One of the beers being poured at the Beachwood event, for example, will be the Brasserie des Franches-Montagnes’ (BFM) Abbaye de St. Bon Chien beer aged in Pommeau Barrels. Bon Chien is a strong ale (11% Alcohol by Volume) brewed with spices in Switzerland. The beer is then aged by the brewer in various barrels which have previously been used to age French red wines, European whiskies, and even grappa. The resulting beer is blended (much like in winemaking or whisky production) to create a harmonious balance. B. United then imports this already-unique beer to Connecticut in large tanks, where it is reintroduced into barrels in their own subterranean facilities—in this case into a northern French Pommeau (a mix of apple juice and apple brandy) barrel. From this particular variation, only a very small number (perhaps a dozen or so total) of kegs make it out for distribution.

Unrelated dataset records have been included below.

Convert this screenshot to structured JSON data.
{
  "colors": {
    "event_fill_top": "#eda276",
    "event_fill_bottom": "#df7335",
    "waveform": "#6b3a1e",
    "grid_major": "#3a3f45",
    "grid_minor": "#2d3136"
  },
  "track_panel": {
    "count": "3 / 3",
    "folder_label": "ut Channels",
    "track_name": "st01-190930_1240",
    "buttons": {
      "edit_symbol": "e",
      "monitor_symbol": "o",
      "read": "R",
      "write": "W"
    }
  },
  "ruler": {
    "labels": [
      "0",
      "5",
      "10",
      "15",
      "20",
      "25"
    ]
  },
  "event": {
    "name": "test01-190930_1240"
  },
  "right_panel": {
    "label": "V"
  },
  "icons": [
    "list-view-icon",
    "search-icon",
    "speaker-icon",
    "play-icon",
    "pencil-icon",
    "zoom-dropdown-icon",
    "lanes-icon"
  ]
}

The results, according to Beachwood’s General Manager Justin Evelyn, “blur the line between wine and beer,” creating a layered, complex tasting experience.

But Zymatore is not just about big and complex beers. Another beer on tap for this event will be Harviestoun’s Schiehallion, a Scottish pale lager aged very briefly in a bourbon barrel.

“A delicate beer like this could easily be overwhelmed by the intensity of the bourbon,” says Evelyn, “but it still works. Everything is well balanced, and the bourbon isn’t just dominating the beer.”


Barrel aged beers are not new in the American beer world. Bourbon barrel-aged imperial stouts and wine-barrel aged sour beers have become commonplace in bars and bottle shops over the last few years. Anticipation and long lines (both physical and virtual) have become commonplace for the releases of beers such as The Bruery’s Black Tuesday, Fifty Fifty’s Eclipse, or Alesmith’s Barrel-Aged Speedway Stout.

But, whereas those beers are produced by production breweries, B. United is an importer—a middleman position in America’s infamous three-tier alcohol distribution system. Importers and distributors are usually the most invisible element in the craft beer scene from the perspective of the average consumer. And it’s nearly unheard of, especially in the beer business, for an importer to take on a creative role in terms of production.

“Importers are kind of the unsung heroes of the beer community,” says Evelyn, “so it’s really cool to see these guys taking a huge leap in craft beer innovation and it’s nice to be able to highlight that for us as a business.”

If Zymatore beers are such a rarified occurrence, how then, you might ask, does Beachwood have so many to offer at once? B. United began shipping Zymatore beers about a little over a year ago; and after sampling, and being highly impressed by, their products at that time, Evelyn began coordinating with B. United West Coast Division Manager, Michael Hartman, to procure and save project beers for just such an event. The patient, year-long endeavor has led to what will be the first event of its kind on the west coast, and one of only a few in the nation.

Will the Zymatore Project model become a trend in the American craft beer scene? Evelyn, though he hopes it will, thinks probably not. In his estimation, there are only a very few importers in this country with the knowhow, passion and resources to successfully pursue this kind of endeavor. All the more reason to head to Beachwood tonight and enjoy some of the most unique beers you are ever likely to encounter.